A última história desta secção, e do livro em si, é da autora Willy (Barbara) Mendes, retirada do seu comic book de 1971 Illuminations. Trata-se de uma fábula hippie, fazendo convergir temáticas e elementos como a entrega à natureza, a importância da imaginação e da acção, o amor livre, a espiritualidade da família e o misticismo, e uma forte dose de fantasia informada pelo budismo, ou outras fontes não-ocidentais. Nadel aproxima esta história, “Johnny, Julie and Harpo” ao trabalho de Thompson incluído em Art in Time, mas ao passo que esse autor “tenta explorar e perceber a linguagem e a simbologia, [o trabalho de] Mendes é uma tentativa de explorar a nova paisagem mental e física que se tornou (brevemente) disponível no anos 1960”. Se bem que Nadel não o cite directamente, este trabalho de Mendes recorda-nos uma espécie de percursor do Frank de Jim Woodring: os padrões e texturas criados pelo alto contraste de pretos e brancos, cobertos de tramas e num equilíbrio entre expansões de preto aqui, áreas a branco ali, e um paciente trabalho de volumetria, subsumido aos conteúdos onírico-espirituais da história, aparentam-se com a exploração de Woodring, ainda que este último tenha conseguido atingir o nível de mestria plástica que se sabe. Há um pequeno momento em que as personagens de Mendes estão prestes a experimentar um balão, e os pássaros que volitam à sua volta convidam o leitor a colori-lo... Uma forma curiosa de expandir a fantasia hippie, o objecto “passivo” do livro e ainda procurar formas de interacção mais entregues entre leitor e autor.

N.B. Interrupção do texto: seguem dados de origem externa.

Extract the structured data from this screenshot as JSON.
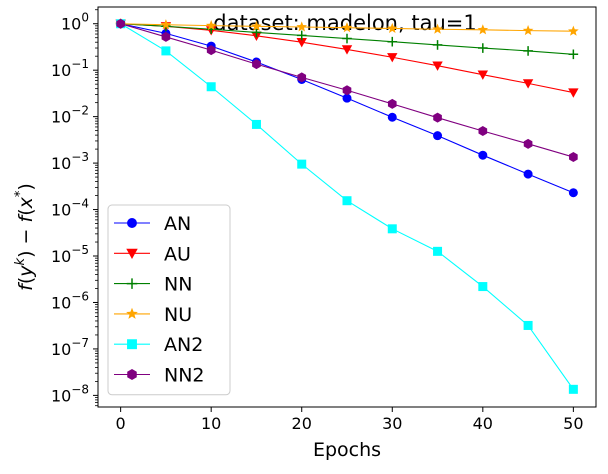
{
  "chart_data": {
    "type": "line",
    "title": "dataset: madelon, tau=1",
    "xlabel": "Epochs",
    "ylabel": "f(y^k) − f(x*)",
    "yscale": "log",
    "xlim": [
      -2.5,
      52.5
    ],
    "ylim_log10": [
      -8.25,
      0.36
    ],
    "x_ticks": [
      0,
      10,
      20,
      30,
      40,
      50
    ],
    "x_tick_labels": [
      "0",
      "10",
      "20",
      "30",
      "40",
      "50"
    ],
    "y_tick_exponents": [
      0,
      -1,
      -2,
      -3,
      -4,
      -5,
      -6,
      -7,
      -8
    ],
    "y_tick_base": "10",
    "legend_position": "lower-left",
    "series": [
      {
        "name": "AN",
        "color": "#0000ff",
        "marker": "circle",
        "x": [
          0,
          5,
          10,
          15,
          20,
          25,
          30,
          35,
          40,
          45,
          50
        ],
        "y": [
          1.0,
          0.62,
          0.33,
          0.15,
          0.063,
          0.025,
          0.0097,
          0.0039,
          0.00148,
          0.00058,
          0.00023
        ]
      },
      {
        "name": "AU",
        "color": "#ff0000",
        "marker": "triangle-down",
        "x": [
          0,
          5,
          10,
          15,
          20,
          25,
          30,
          35,
          40,
          45,
          50
        ],
        "y": [
          1.0,
          0.88,
          0.72,
          0.55,
          0.4,
          0.28,
          0.19,
          0.125,
          0.08,
          0.052,
          0.033
        ]
      },
      {
        "name": "NN",
        "color": "#008000",
        "marker": "plus",
        "x": [
          0,
          5,
          10,
          15,
          20,
          25,
          30,
          35,
          40,
          45,
          50
        ],
        "y": [
          1.0,
          0.88,
          0.76,
          0.65,
          0.56,
          0.48,
          0.41,
          0.35,
          0.3,
          0.26,
          0.22
        ]
      },
      {
        "name": "NU",
        "color": "#ffa500",
        "marker": "star",
        "x": [
          0,
          5,
          10,
          15,
          20,
          25,
          30,
          35,
          40,
          45,
          50
        ],
        "y": [
          1.0,
          0.95,
          0.91,
          0.88,
          0.85,
          0.82,
          0.79,
          0.76,
          0.74,
          0.71,
          0.69
        ]
      },
      {
        "name": "AN2",
        "color": "#00ffff",
        "marker": "square",
        "x": [
          0,
          5,
          10,
          15,
          20,
          25,
          30,
          35,
          40,
          45,
          50
        ],
        "y": [
          1.0,
          0.26,
          0.044,
          0.0068,
          0.00095,
          0.000155,
          3.85e-05,
          1.26e-05,
          2.2e-06,
          3.2e-07,
          1.35e-08
        ]
      },
      {
        "name": "NN2",
        "color": "#800080",
        "marker": "hexagon",
        "x": [
          0,
          5,
          10,
          15,
          20,
          25,
          30,
          35,
          40,
          45,
          50
        ],
        "y": [
          1.0,
          0.52,
          0.27,
          0.135,
          0.07,
          0.037,
          0.0188,
          0.0095,
          0.0049,
          0.0026,
          0.00135
        ]
      }
    ]
  }
}
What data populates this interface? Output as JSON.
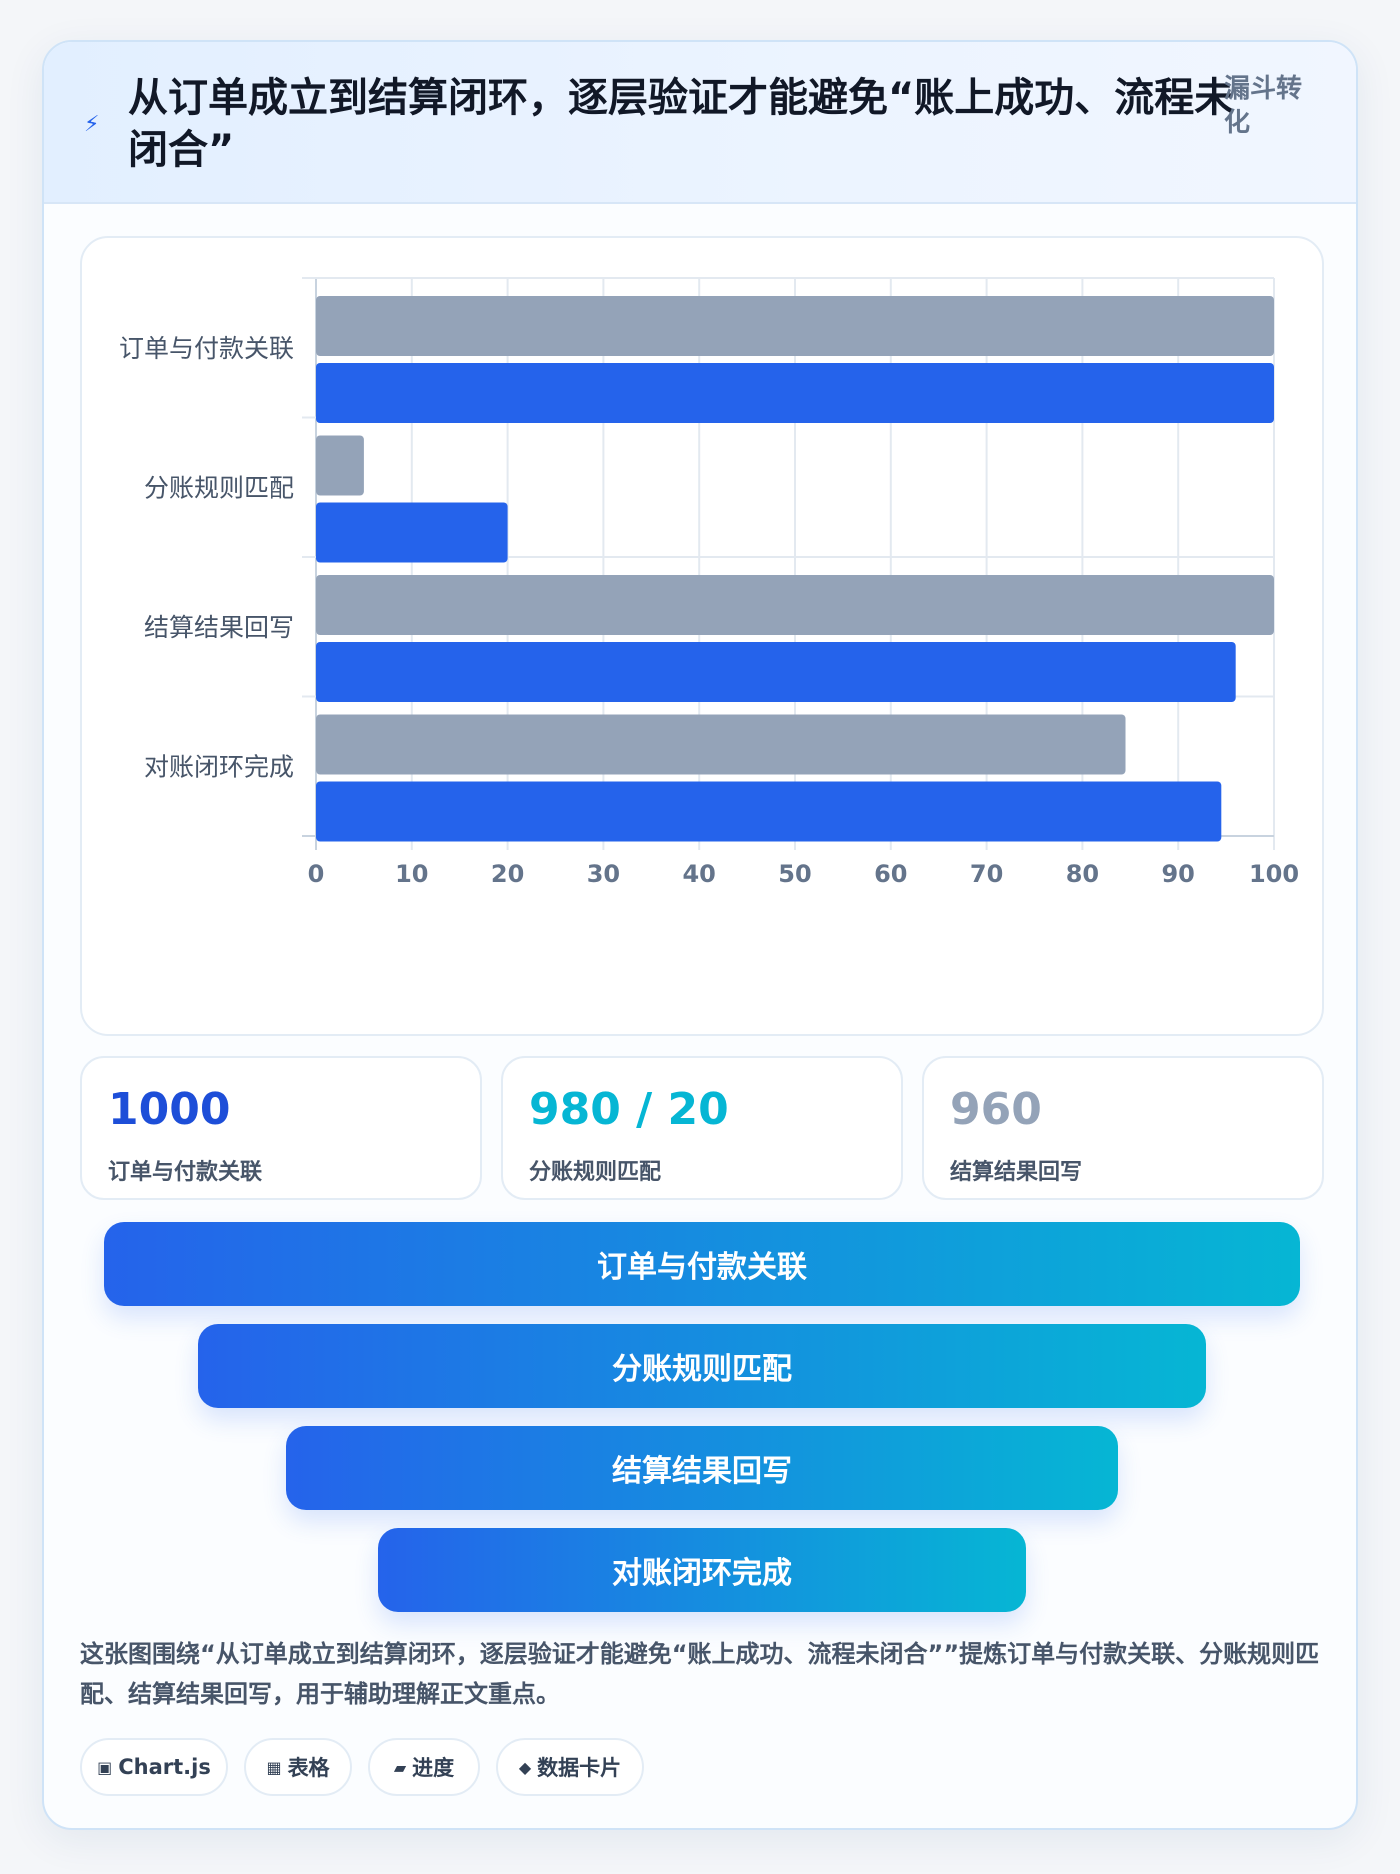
{
  "header": {
    "icon": "lightning-icon",
    "title": "从订单成立到结算闭环，逐层验证才能避免“账上成功、流程未闭合”",
    "tag": "漏斗转化"
  },
  "chart_data": {
    "type": "bar",
    "orientation": "horizontal",
    "categories": [
      "订单与付款关联",
      "分账规则匹配",
      "结算结果回写",
      "对账闭环完成"
    ],
    "series": [
      {
        "color": "#94a3b8",
        "values": [
          100,
          5,
          100,
          84.5
        ]
      },
      {
        "color": "#2563eb",
        "values": [
          100,
          20,
          96,
          94.5
        ]
      }
    ],
    "xlim": [
      0,
      100
    ],
    "xticks": [
      0,
      10,
      20,
      30,
      40,
      50,
      60,
      70,
      80,
      90,
      100
    ],
    "grid": true,
    "legend": "none"
  },
  "stats": [
    {
      "value": "1000",
      "label": "订单与付款关联",
      "color": "#1d4ed8"
    },
    {
      "value": "980 / 20",
      "label": "分账规则匹配",
      "color": "#06b6d4"
    },
    {
      "value": "960",
      "label": "结算结果回写",
      "color": "#94a3b8"
    }
  ],
  "funnel": [
    {
      "label": "订单与付款关联"
    },
    {
      "label": "分账规则匹配"
    },
    {
      "label": "结算结果回写"
    },
    {
      "label": "对账闭环完成"
    }
  ],
  "description": "这张图围绕“从订单成立到结算闭环，逐层验证才能避免“账上成功、流程未闭合””提炼订单与付款关联、分账规则匹配、结算结果回写，用于辅助理解正文重点。",
  "chips": [
    {
      "icon": "chip-square-icon",
      "glyph": "▣",
      "label": "Chart.js"
    },
    {
      "icon": "table-grid-icon",
      "glyph": "▦",
      "label": "表格"
    },
    {
      "icon": "progress-bar-icon",
      "glyph": "▰",
      "label": "进度"
    },
    {
      "icon": "diamond-icon",
      "glyph": "◆",
      "label": "数据卡片"
    }
  ]
}
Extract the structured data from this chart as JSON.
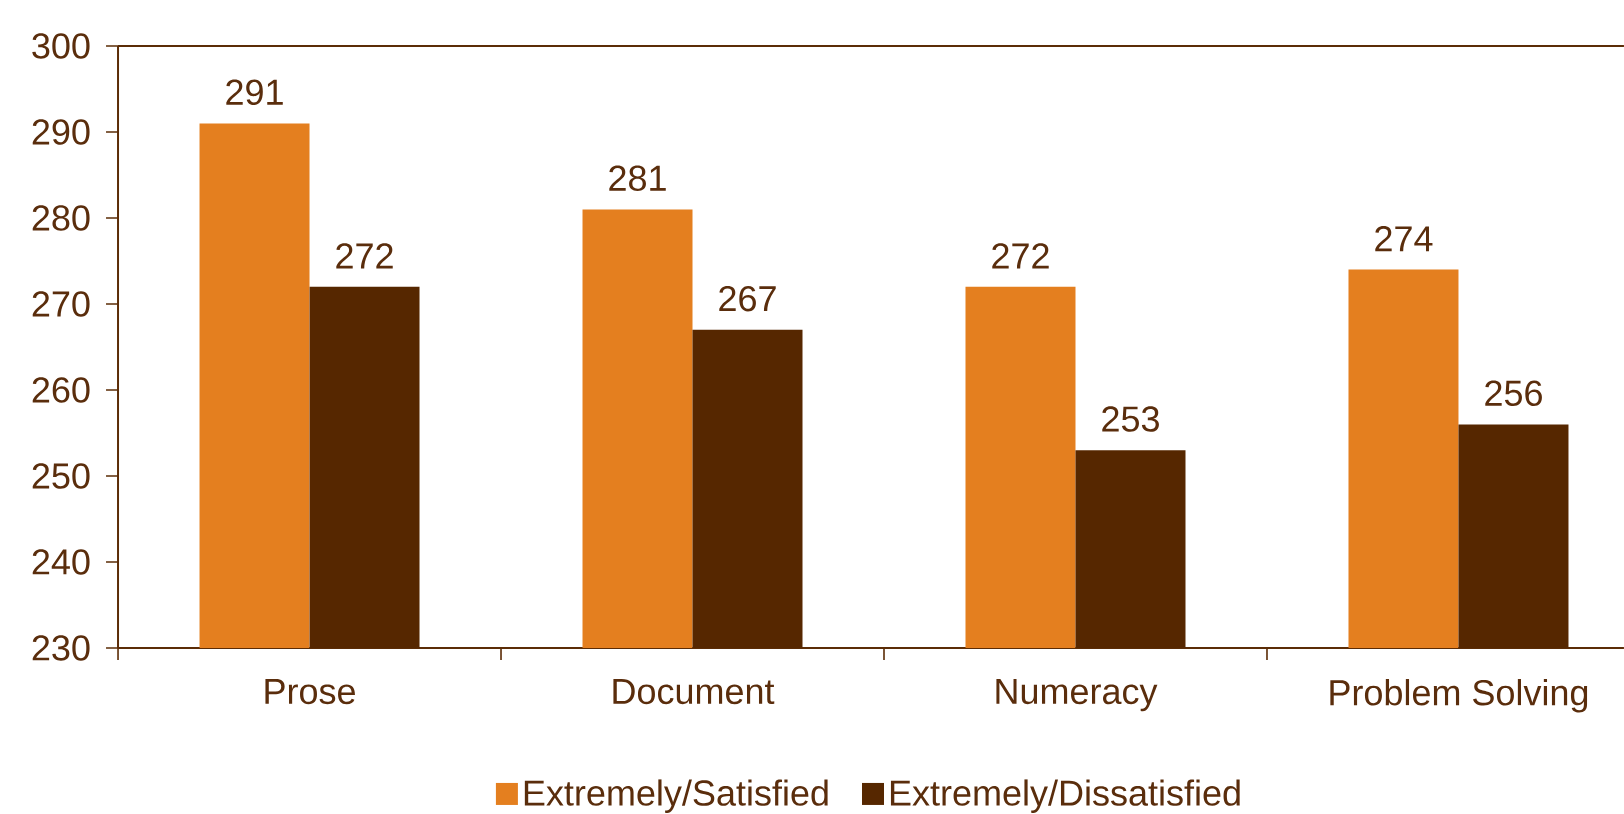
{
  "chart_data": {
    "type": "bar",
    "categories": [
      "Prose",
      "Document",
      "Numeracy",
      "Problem Solving"
    ],
    "series": [
      {
        "name": "Extremely/Satisfied",
        "color": "#e47f1f",
        "values": [
          291,
          281,
          272,
          274
        ]
      },
      {
        "name": "Extremely/Dissatisfied",
        "color": "#562700",
        "values": [
          272,
          267,
          253,
          256
        ]
      }
    ],
    "ylim": [
      230,
      300
    ],
    "yticks": [
      230,
      240,
      250,
      260,
      270,
      280,
      290,
      300
    ],
    "legend": "bottom",
    "data_labels": true
  }
}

O propósito do livro é assim cumprido da melhor forma, não estabelecendo uma linha condutora totalmente coerente ou subsumida a um só princípio organizador, estanque, indiscutível, mas precisamente deixando em aberto toda a porosidade possível, avançando sobre as fraquezas e falhanços, providenciando dessa forma um corpo bem mais heteróclito e dinâmico. Não nos quer parecer que o objectivo de Nadel seja conquistar todo um público amplo, se bem que o livro em si seja um objecto que não convida qualquer diletante à sua compra. Pensamos que será mesmo o de apresentar uma forma alternativa, mais livre, estranha, nada consensaul, em procurar dimensões outras, negligenciadas (e talvez negligenciáveis?) da história da banda desenhada, muitas vezes uma arte do seu tempo.
Nota: agradecimentos à editora pelo envio do livro.